Suppl., q. 56 a. 5
Se la cognazione spirituale transiti ai figli carnali del padrino
Quaestio 56 · Dell'impedimento della cognazione spirituale
Obiezione 1: Sembra che la cognazione spirituale non transiti ai figli carnali del padrino. Infatti non sono assegnati gradi alla cognazione spirituale. Eppure ci sarebbero gradi se transitasse dal padre al figlio, poiché la persona generata comporta un cambiamento di grado, come detto sopra (Question [55], Article [5]). Dunque non transita ai figli carnali del padrino.

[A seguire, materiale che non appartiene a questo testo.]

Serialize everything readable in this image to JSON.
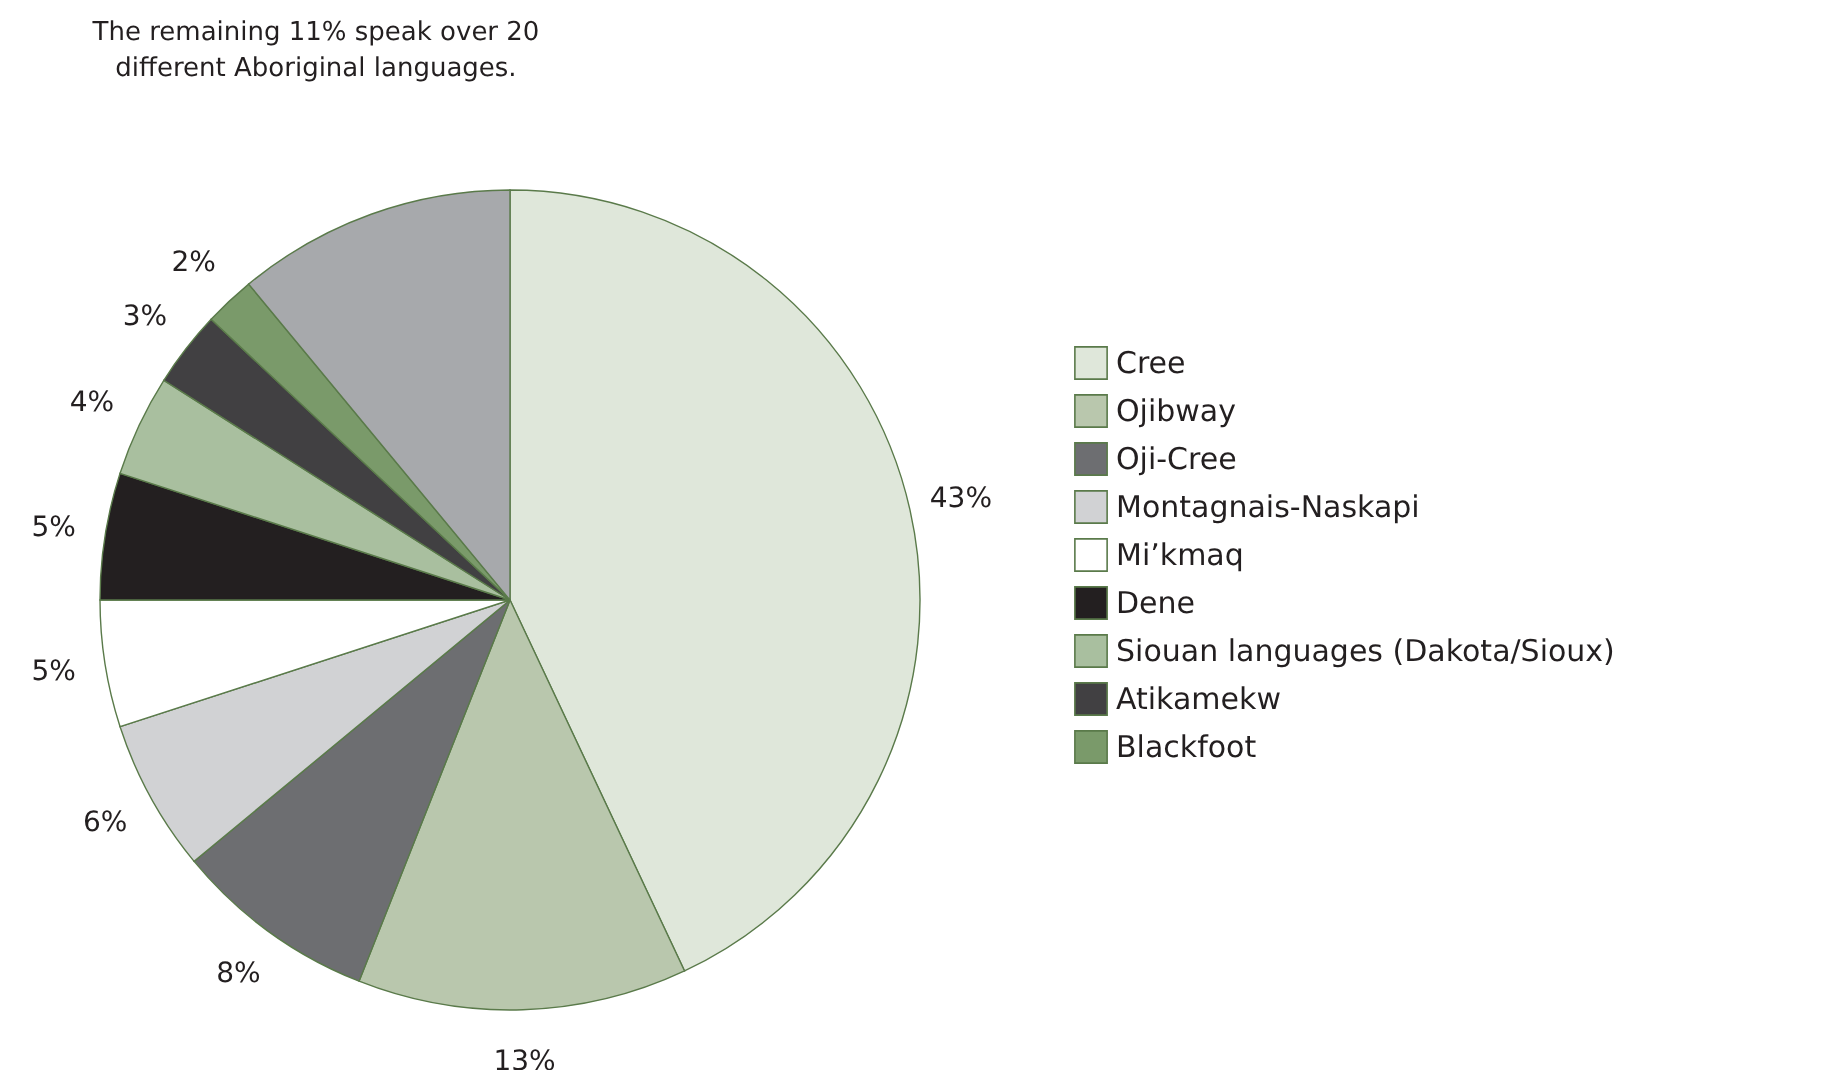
{
  "chart_data": {
    "type": "pie",
    "categories": [
      "Cree",
      "Ojibway",
      "Oji-Cree",
      "Montagnais-Naskapi",
      "Mi’kmaq",
      "Dene",
      "Siouan languages (Dakota/Sioux)",
      "Atikamekw",
      "Blackfoot",
      null
    ],
    "values": [
      43,
      13,
      8,
      6,
      5,
      5,
      4,
      3,
      2,
      11
    ],
    "colors": [
      "#dfe7da",
      "#b9c7ad",
      "#6d6e71",
      "#d1d2d4",
      "#ffffff",
      "#231f20",
      "#a9bf9f",
      "#414042",
      "#7a9a6a",
      "#a7a9ac"
    ],
    "value_labels": [
      "43%",
      "13%",
      "8%",
      "6%",
      "5%",
      "5%",
      "4%",
      "3%",
      "2%",
      null
    ],
    "legend": "right",
    "annotations": [
      "The remaining 11% speak over 20 different Aboriginal languages."
    ]
  }
}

Obiezione 2: Inoltre, padre e figlio sono imparentati nello stesso grado di fratello e fratello. Se dunque la cognazione spirituale transita dal padre al figlio, transiterà ugualmente da fratello a fratello: e questo è falso.
In contrario, Questo è provato dall'autorità citata nel testo (Sent. iv, D, 42).

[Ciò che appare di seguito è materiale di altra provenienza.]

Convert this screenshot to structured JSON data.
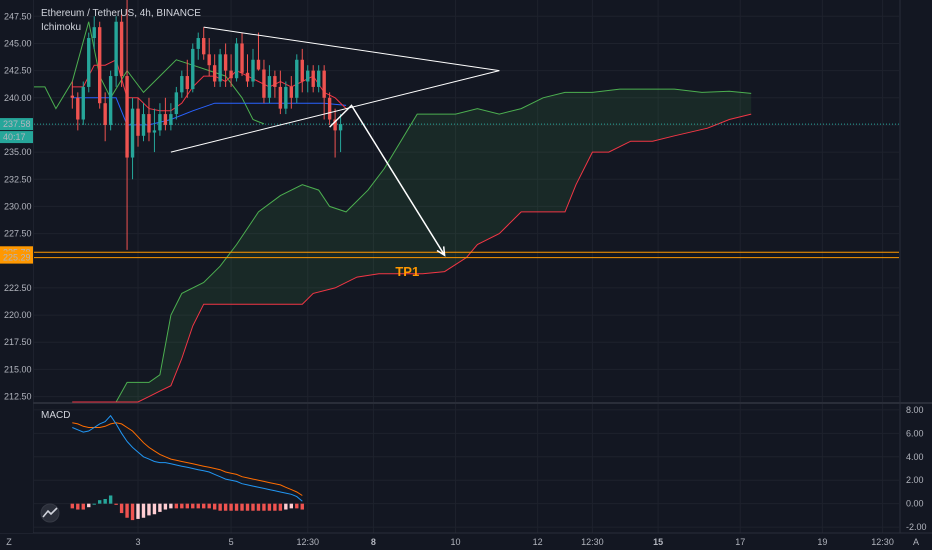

Rispondo che, Un figlio è qualcosa di suo padre e non viceversa (Ethic. viii, 12): perciò la cognazione spirituale transita dal padre al suo figlio carnale e non viceversa. Così è chiaro che ci sono tre cognazioni spirituali: una chiamata paternità spirituale tra padrino e figlioccio; un'altra chiamata compaternità tra il padrino e il genitore carnale della stessa persona; e la terza è chiamata fraternità spirituale, tra il figlioccio e i figli carnali dello stesso genitore. Ciascuna di queste impedisce di contrarre il matrimonio e annulla il contratto.

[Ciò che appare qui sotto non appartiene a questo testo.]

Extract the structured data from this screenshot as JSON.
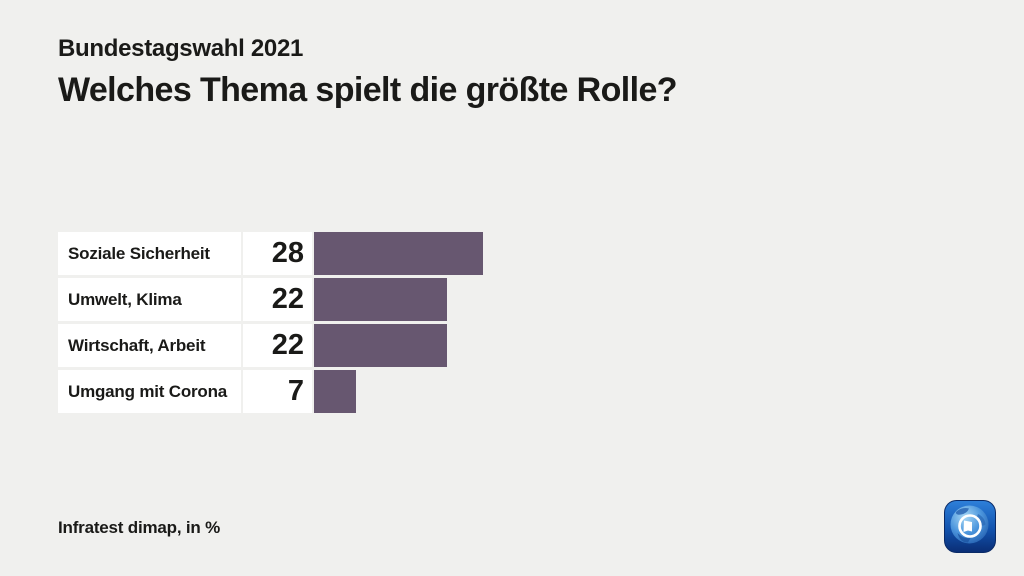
{
  "header": {
    "kicker": "Bundestagswahl 2021",
    "title": "Welches Thema spielt die größte Rolle?"
  },
  "chart_data": {
    "type": "bar",
    "orientation": "horizontal",
    "title": "Bundestagswahl 2021",
    "subtitle": "Welches Thema spielt die größte Rolle?",
    "categories": [
      "Soziale Sicherheit",
      "Umwelt, Klima",
      "Wirtschaft, Arbeit",
      "Umgang mit Corona"
    ],
    "values": [
      28,
      22,
      22,
      7
    ],
    "unit": "%",
    "xlim": [
      0,
      30
    ],
    "legend": "none",
    "grid": "off",
    "bar_color": "#675770",
    "source": "Infratest dimap, in %"
  },
  "footer": {
    "source": "Infratest dimap, in %"
  },
  "logo": {
    "name": "tagesschau-logo"
  },
  "colors": {
    "background": "#f0f0ee",
    "cell_background": "#ffffff",
    "text": "#1a1a18",
    "bar": "#675770"
  }
}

Risposta all'obiezione 1: L'aggiunta di una persona per generazione carnale comporta un grado riguardo a una persona connessa dallo stesso tipo di parentela, ma non riguardo a una connessa da un altro tipo di parentela. Così un figlio è connesso con la moglie di suo padre nello stesso grado di suo padre, ma per un altro tipo di parentela. Ora la cognazione spirituale differisce nel genere da quella carnale. Perciò un figlioccio non è imparentato con il figlio carnale del suo padrino nello stesso grado in cui il padre di quest'ultimo è imparentato con lui, attraverso il quale la cognazione spirituale è contratta. Di conseguenza non ne segue che la cognazione spirituale ammetta gradi.
Risposta all'obiezione 2: Un uomo non è parte di suo fratello come un figlio è di suo padre. Ma una moglie è parte di suo marito, poiché è fatta una cosa sola con lui nel corpo. Di conseguenza la parentela non transita da fratello a fratello, sia che il fratello sia nato prima o dopo la fraternità spirituale.